The sunlight shifted and mottled the land. She paused under its rays, closed her eyes, absorbing the warmth. When the sun shone — and days passed without a glimpse of it — she hurried beneath. But it was rain that exhilarated her, watching through the bookshop window, the world hushing, sidewalks vacant. It wasn’t feeble drips that thrilled her but torrents — when raindrops exploded off leaves, choked drainpipes, drummed the attic roof at World’s End. Once, a thunder-clap sounded in the afternoon and Fogg gasped, though he masked it by noisily turning the page of a book on Mongol hordes.
“Storms are beautiful,” she’d said.
“Storms are wet.”
“Come on, you softie. When nature does something strong, dramatic like that, it’s exciting. Don’t you think?”
“Would you consider an earthquake exciting?”
“Well, if you could just watch it — imagine — if no one got hurt and nothing of value was destroyed, then yes, it’d be incredible. Like when you see pictures of molten lava.”
“Nothing nice about molten lava when it’s shooting at you.”
“It never has shot at me.”
“Nor me, to be brutally honest.”
From behind her closed eyelids, she perceived a darkening. The sunlight had migrated along the moorland. A speck of rain hit her cheek.
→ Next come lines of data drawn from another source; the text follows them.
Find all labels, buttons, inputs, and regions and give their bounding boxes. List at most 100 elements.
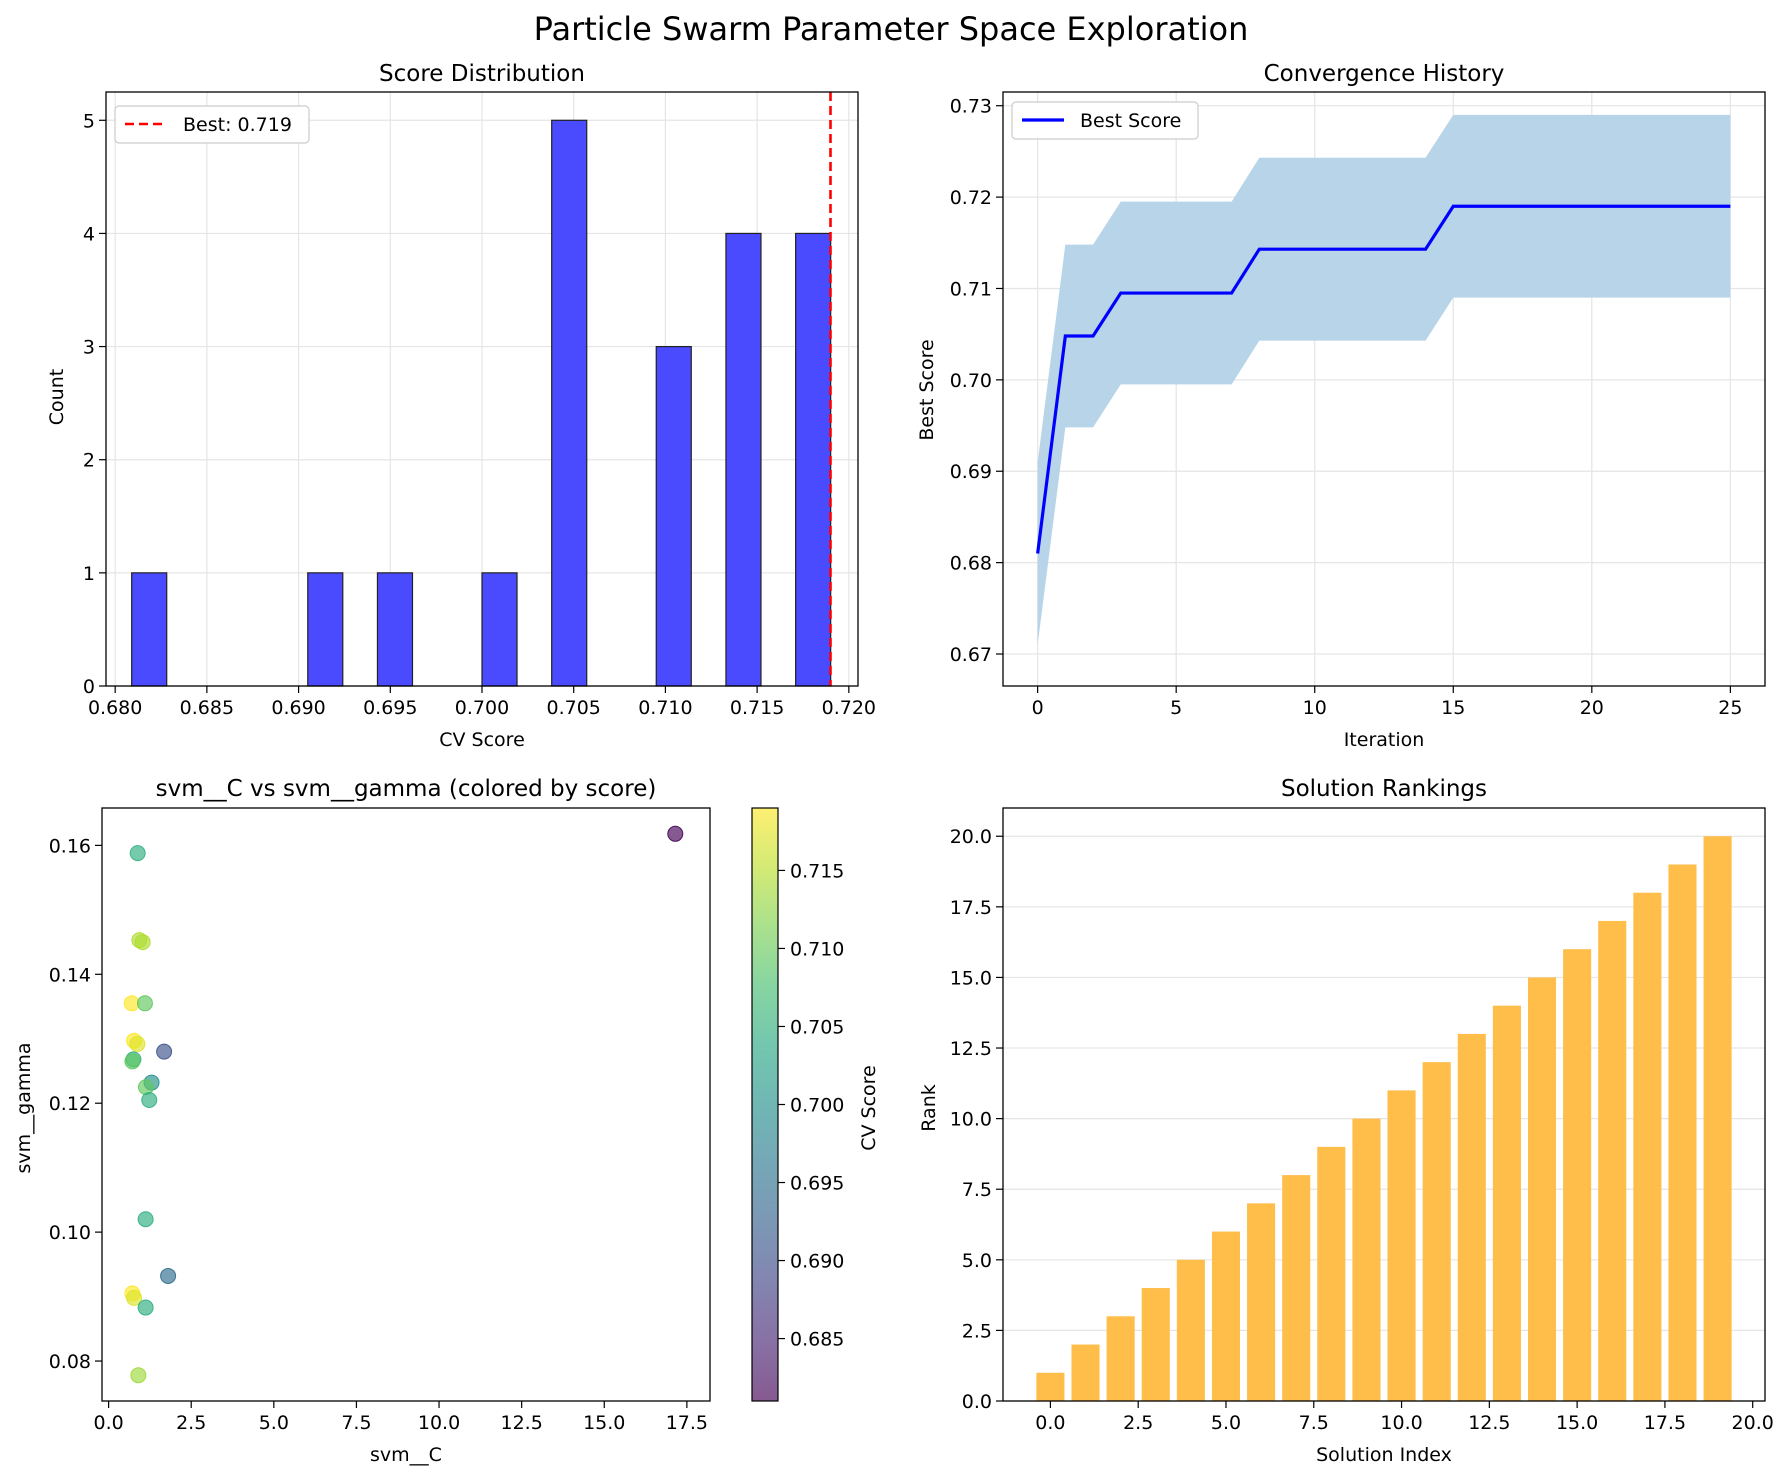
rank-bar <box>1106 1316 1135 1401</box>
colorbar-tick-label: 0.710 <box>790 938 844 960</box>
colorbar-tick-label: 0.685 <box>790 1329 844 1351</box>
param-scatter-xtick-label: 15.0 <box>583 1412 625 1434</box>
scatter-point <box>124 1053 141 1070</box>
colorbar-tick-label: 0.715 <box>790 860 844 882</box>
param-scatter-frame <box>101 807 711 1402</box>
param-scatter-xtick-label: 5.0 <box>259 1412 289 1434</box>
colorbar-label: CV Score <box>858 1065 880 1151</box>
histogram-bar <box>655 345 692 687</box>
param-scatter-ytick-label: 0.10 <box>49 1222 91 1244</box>
rank-bar <box>1527 977 1557 1401</box>
legend-box <box>1011 101 1199 140</box>
scatter-point <box>141 1091 158 1108</box>
scatter-point <box>667 825 684 842</box>
score-distribution-xlabel: CV Score <box>439 729 525 751</box>
solution-rankings-ytick-label: 0.0 <box>962 1391 992 1413</box>
convergence-history-ytick-label: 0.70 <box>950 370 992 392</box>
convergence-history-ytick-label: 0.71 <box>950 278 992 300</box>
solution-rankings-ytick-label: 10.0 <box>950 1109 992 1131</box>
solution-rankings-frame <box>1002 807 1766 1402</box>
solution-rankings-ytick-label: 7.5 <box>962 1179 992 1201</box>
solution-rankings-ytick-label: 15.0 <box>950 967 992 989</box>
param-scatter-xtick-label: 7.5 <box>341 1412 371 1434</box>
param-scatter-panel: svm__C vs svm__gamma (colored by score) … <box>13 776 880 1466</box>
solution-rankings-xtick-label: 2.5 <box>1123 1412 1153 1434</box>
score-distribution-xtick-label: 0.695 <box>363 697 417 719</box>
score-distribution-xtick-label: 0.690 <box>271 697 325 719</box>
score-distribution-xtick-label: 0.715 <box>730 697 784 719</box>
confidence-band <box>1037 114 1731 645</box>
convergence-history-plot-area <box>1036 114 1731 645</box>
scatter-point <box>136 995 153 1012</box>
score-distribution-ytick-label: 3 <box>83 337 95 359</box>
solution-rankings-ylabel: Rank <box>918 1084 940 1131</box>
param-scatter-ytick-label: 0.12 <box>49 1093 91 1115</box>
solution-rankings-ytick-label: 5.0 <box>962 1250 992 1272</box>
solution-rankings-xlabel: Solution Index <box>1316 1444 1452 1466</box>
convergence-history-ylabel: Best Score <box>916 339 938 440</box>
param-scatter-xtick-label: 0.0 <box>93 1412 123 1434</box>
score-distribution-ytick-label: 1 <box>83 563 95 585</box>
solution-rankings-ytick-label: 2.5 <box>962 1320 992 1342</box>
rank-bar <box>1703 836 1732 1401</box>
score-distribution-ytick-label: 5 <box>83 110 95 132</box>
param-scatter-xtick-label: 2.5 <box>176 1412 206 1434</box>
rank-bar <box>1387 1090 1416 1401</box>
convergence-history-ytick-label: 0.73 <box>950 96 992 118</box>
score-distribution-xtick-label: 0.680 <box>88 697 142 719</box>
score-distribution-xtick-label: 0.700 <box>455 697 509 719</box>
colorbar <box>751 807 779 1402</box>
rank-bar <box>1422 1062 1451 1401</box>
score-distribution-plot-area <box>131 92 832 687</box>
scatter-point <box>137 1299 154 1316</box>
solution-rankings-xtick-label: 17.5 <box>1644 1412 1686 1434</box>
rank-bar <box>1492 1005 1521 1401</box>
rank-bar <box>1247 1203 1276 1401</box>
score-distribution-title: Score Distribution <box>379 61 585 87</box>
score-distribution-ytick-label: 0 <box>83 676 95 698</box>
score-distribution-legend: Best: 0.719 <box>114 105 310 144</box>
colorbar-tick-label: 0.700 <box>790 1095 844 1117</box>
solution-rankings-title: Solution Rankings <box>1281 776 1487 802</box>
rank-bar <box>1457 1033 1486 1401</box>
scatter-point <box>156 1043 173 1060</box>
histogram-bar <box>551 119 588 687</box>
scatter-point <box>126 1289 143 1306</box>
convergence-history-ytick-label: 0.68 <box>950 553 992 575</box>
rank-bar <box>1282 1175 1311 1401</box>
solution-rankings-plot-area <box>1036 836 1732 1401</box>
rank-bar <box>1317 1146 1346 1401</box>
param-scatter-xlabel: svm__C <box>370 1444 442 1466</box>
param-scatter-ytick-label: 0.16 <box>49 835 91 857</box>
scatter-point <box>134 934 151 951</box>
param-scatter-xtick-label: 17.5 <box>666 1412 708 1434</box>
convergence-history-xlabel: Iteration <box>1344 729 1425 751</box>
rank-bar <box>1352 1118 1381 1401</box>
score-distribution-ytick-label: 2 <box>83 450 95 472</box>
legend-best-label: Best: 0.719 <box>183 114 292 136</box>
histogram-bar <box>725 232 762 687</box>
convergence-legend: Best Score <box>1011 101 1199 140</box>
rank-bar <box>1036 1372 1065 1401</box>
solution-rankings-xtick-label: 5.0 <box>1211 1412 1241 1434</box>
scatter-point <box>160 1267 177 1284</box>
legend-box <box>114 105 310 144</box>
solution-rankings-xtick-label: 15.0 <box>1556 1412 1598 1434</box>
rank-bar <box>1211 1231 1241 1401</box>
score-distribution-ylabel: Count <box>46 369 68 425</box>
solution-rankings-ytick-label: 12.5 <box>950 1038 992 1060</box>
param-scatter-title: svm__C vs svm__gamma (colored by score) <box>156 776 657 802</box>
rank-bar <box>1633 892 1662 1401</box>
legend-best-score-label: Best Score <box>1080 110 1181 132</box>
convergence-history-panel: Convergence History Iteration Best Score… <box>916 61 1766 751</box>
scatter-point <box>129 1035 146 1052</box>
solution-rankings-ytick-label: 20.0 <box>950 826 992 848</box>
convergence-history-xtick-label: 0 <box>1032 697 1044 719</box>
histogram-bar <box>795 232 832 687</box>
convergence-history-ytick-label: 0.67 <box>950 644 992 666</box>
score-distribution-xtick-label: 0.720 <box>822 697 876 719</box>
solution-rankings-xtick-label: 20.0 <box>1732 1412 1774 1434</box>
param-scatter-ylabel: svm__gamma <box>13 1042 35 1173</box>
score-distribution-panel: Score Distribution CV Score Count 0.680 0… <box>46 61 876 751</box>
colorbar-tick-label: 0.705 <box>790 1016 844 1038</box>
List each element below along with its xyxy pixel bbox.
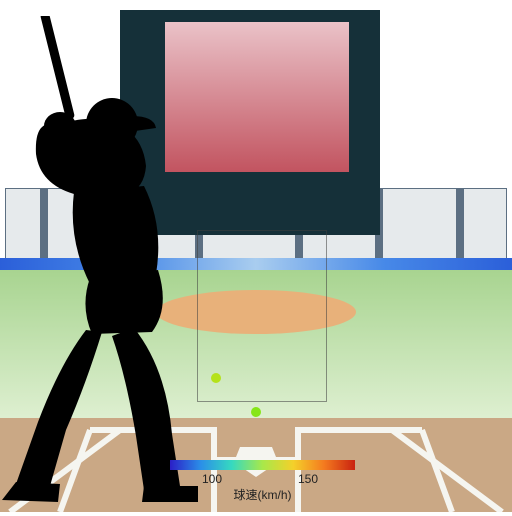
speed-legend-bar bbox=[170, 460, 355, 470]
legend-tick: 100 bbox=[202, 472, 222, 486]
pitch-location-chart: 100 150 球速(km/h) bbox=[0, 0, 512, 512]
batter-silhouette bbox=[0, 16, 254, 516]
legend-tick: 150 bbox=[298, 472, 318, 486]
legend-axis-label: 球速(km/h) bbox=[170, 486, 355, 503]
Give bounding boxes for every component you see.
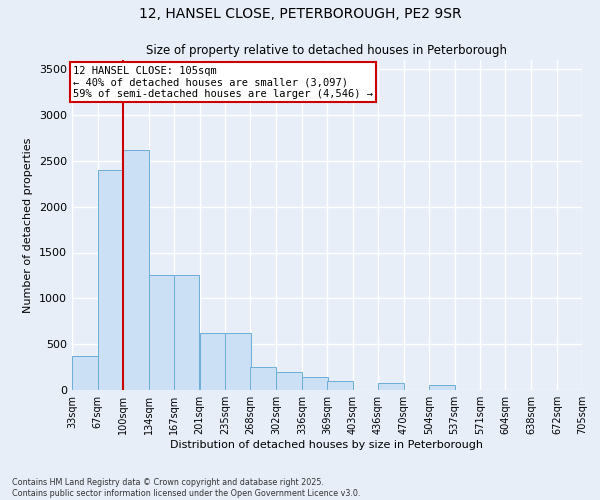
Bar [327, 381, 353, 390]
Bar [302, 376, 328, 390]
Text: 12, HANSEL CLOSE, PETERBOROUGH, PE2 9SR: 12, HANSEL CLOSE, PETERBOROUGH, PE2 9SR [139, 8, 461, 22]
Bar [123, 150, 149, 390]
Bar [98, 170, 124, 390]
X-axis label: Distribution of detached houses by size in Peterborough: Distribution of detached houses by size … [170, 440, 484, 450]
Title: Size of property relative to detached houses in Peterborough: Size of property relative to detached ho… [146, 44, 508, 58]
Text: 12 HANSEL CLOSE: 105sqm
← 40% of detached houses are smaller (3,097)
59% of semi: 12 HANSEL CLOSE: 105sqm ← 40% of detache… [73, 66, 373, 98]
Bar [250, 367, 276, 390]
Bar [199, 333, 226, 390]
Bar [276, 372, 302, 390]
Bar [430, 384, 455, 390]
Bar [173, 276, 199, 390]
Bar [149, 276, 175, 390]
Y-axis label: Number of detached properties: Number of detached properties [23, 138, 34, 312]
Bar [582, 388, 600, 390]
Bar [72, 356, 98, 390]
Text: Contains HM Land Registry data © Crown copyright and database right 2025.
Contai: Contains HM Land Registry data © Crown c… [12, 478, 361, 498]
Bar [226, 333, 251, 390]
Bar [378, 382, 404, 390]
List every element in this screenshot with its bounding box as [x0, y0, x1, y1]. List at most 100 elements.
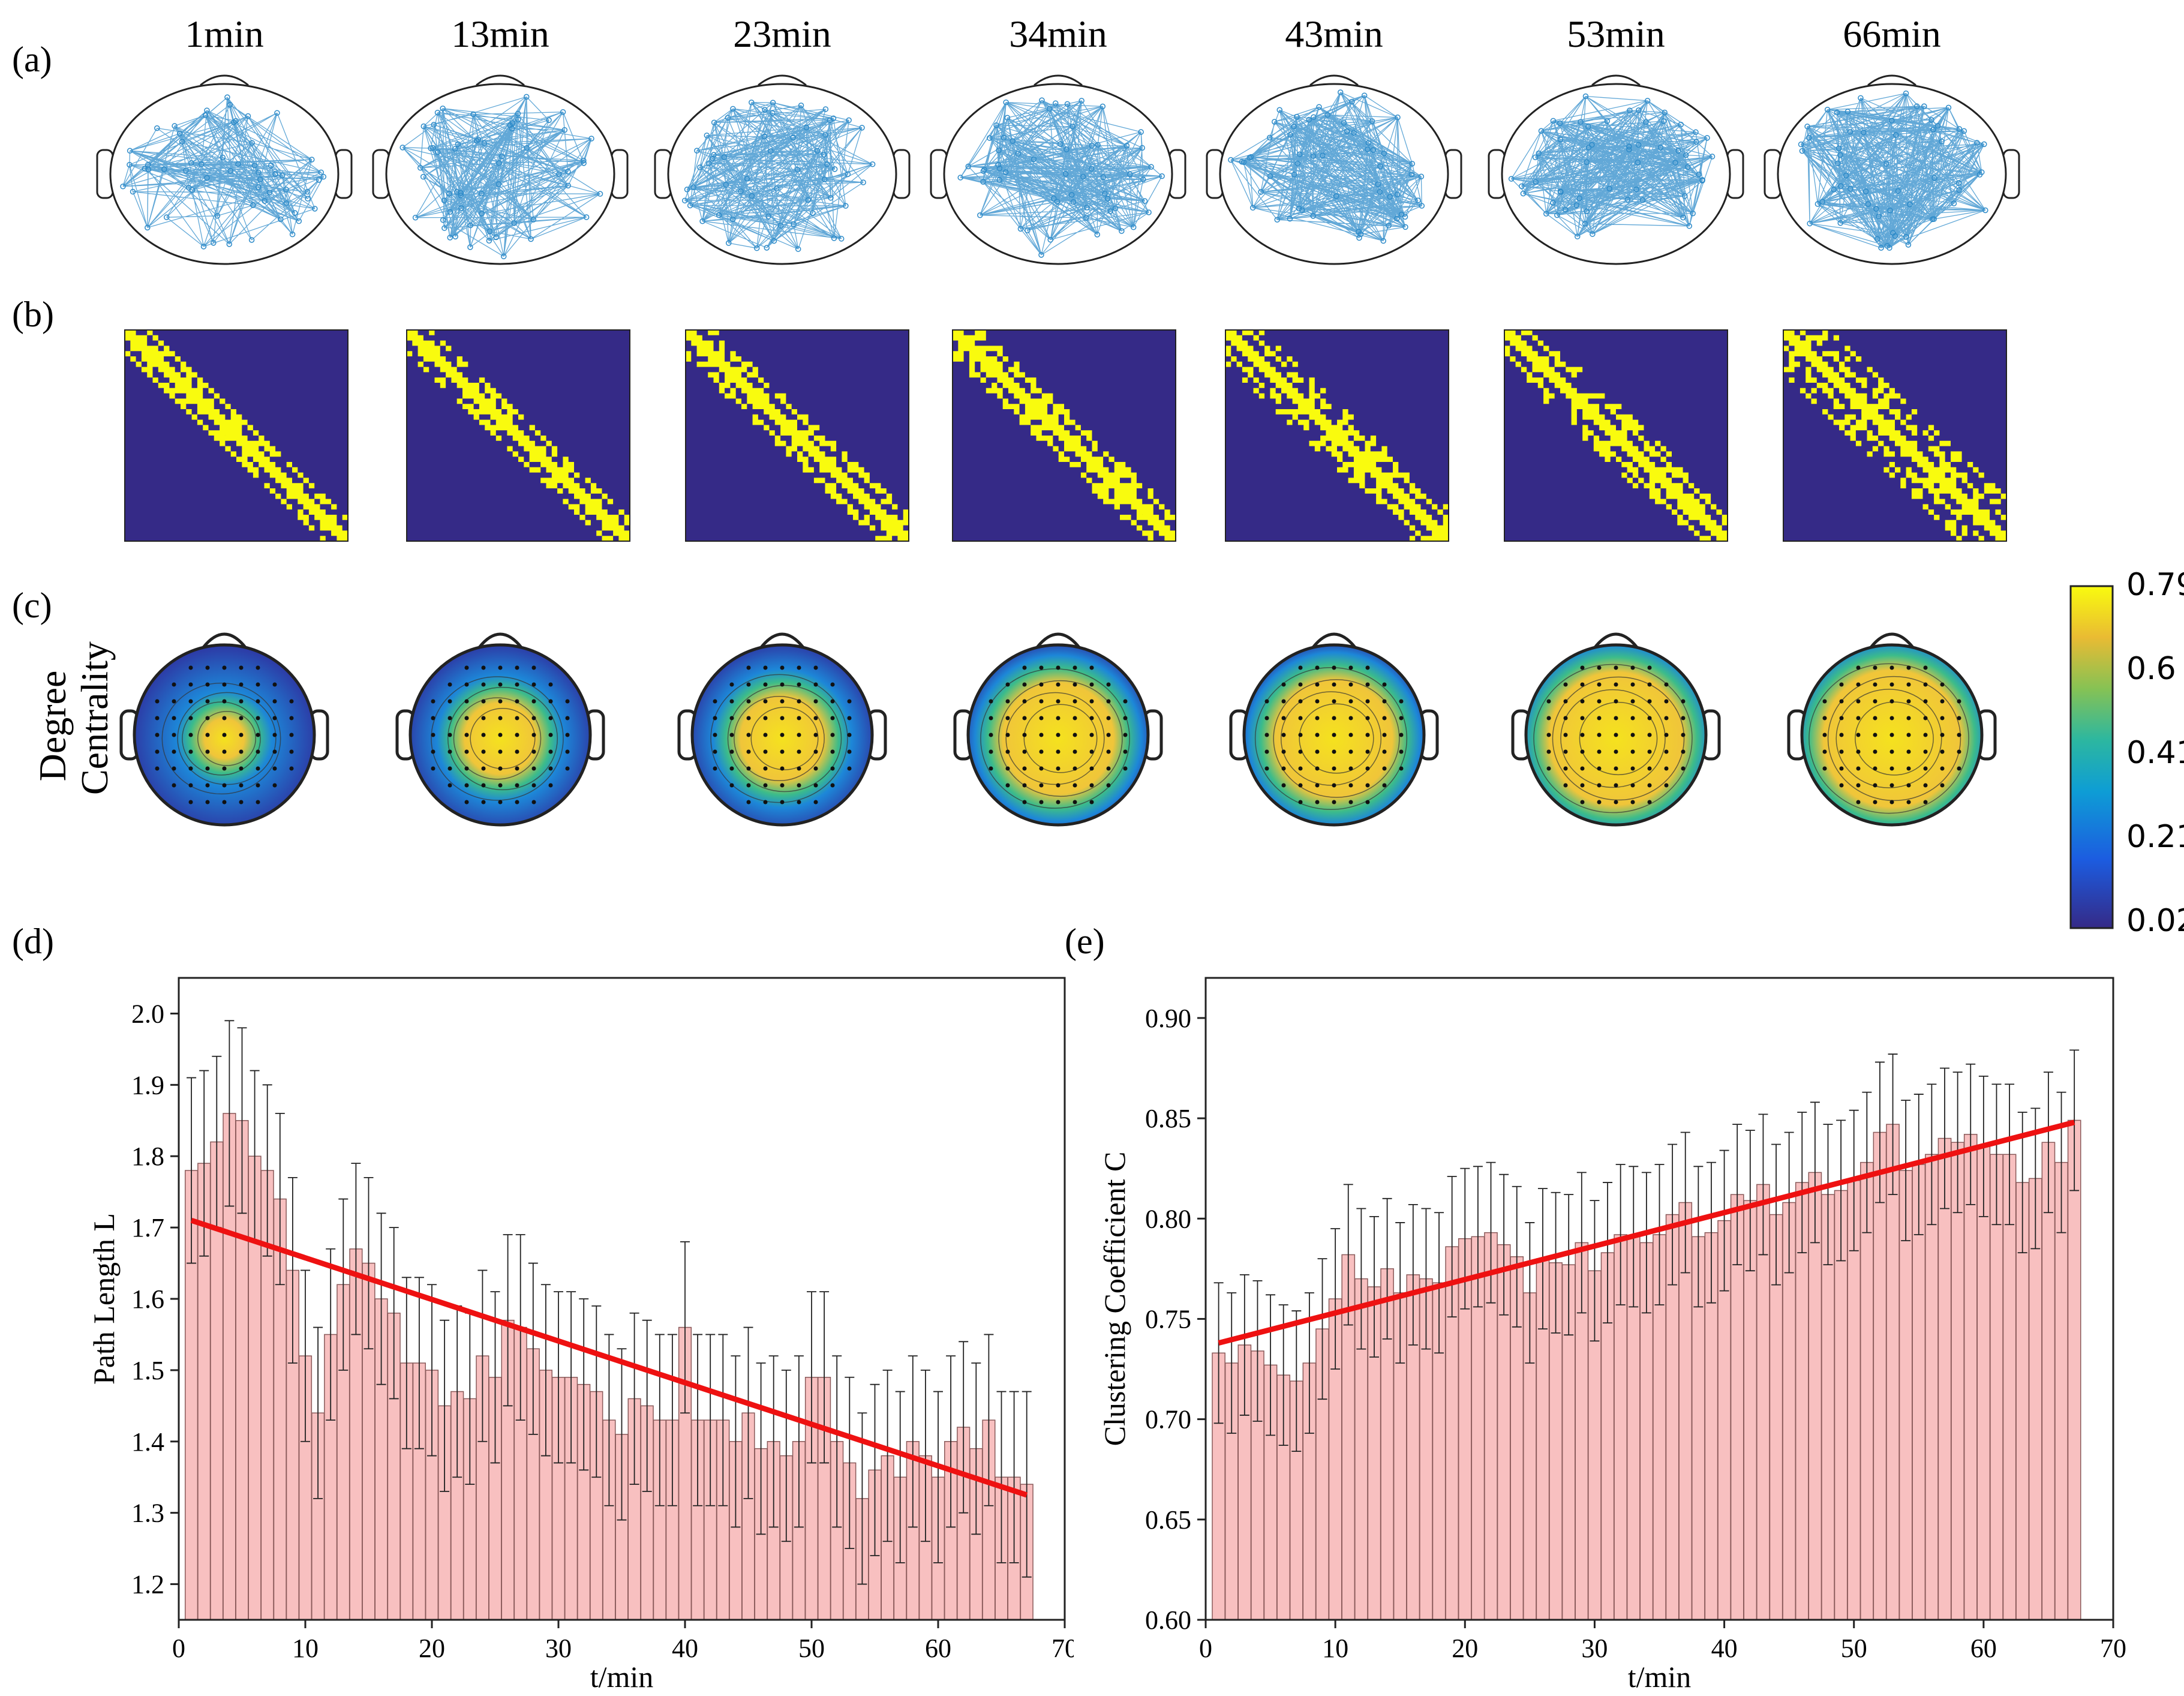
electrode-node — [1696, 172, 1702, 178]
electrode-node — [1508, 176, 1515, 182]
electrode-dot — [780, 665, 785, 670]
electrode-dot — [1923, 766, 1928, 771]
electrode-node — [980, 179, 986, 185]
electrode-node — [248, 237, 255, 243]
bar — [1963, 1134, 1978, 1620]
electrode-dot — [464, 733, 469, 737]
electrode-dot — [1664, 766, 1669, 771]
electrode-node — [1296, 151, 1303, 157]
electrode-dot — [531, 800, 536, 805]
electrode-node — [1039, 97, 1045, 103]
electrode-dot — [1056, 733, 1061, 737]
path-length-chart: 0 10 20 30 40 50 60 70 1.2 1.3 1.4 1.5 1.6 1.7 1.8 1.9 2… — [87, 977, 1074, 1694]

The drizzle fell noiselessly, the wind shouldering thin raindrops into diagonals that darted one way then another, like shoals of fish in a nervous mass. She watched wet dots multiply on her blouse; the cotton clung to her small breasts and belly. Back in her twenties, she had considered her body parts irrelevant to the whole of herself, as if she lived in a container unrelated to the contained. When she caught sight of herself today, thinner than once, she thought less of shape than of time, which had arrived, its incursions marked by the coarsening of her. She gazed at her rubber boots on wet stalks of grass, vision blurred by beads of rain that hung from her eyebrows, shivering at each step.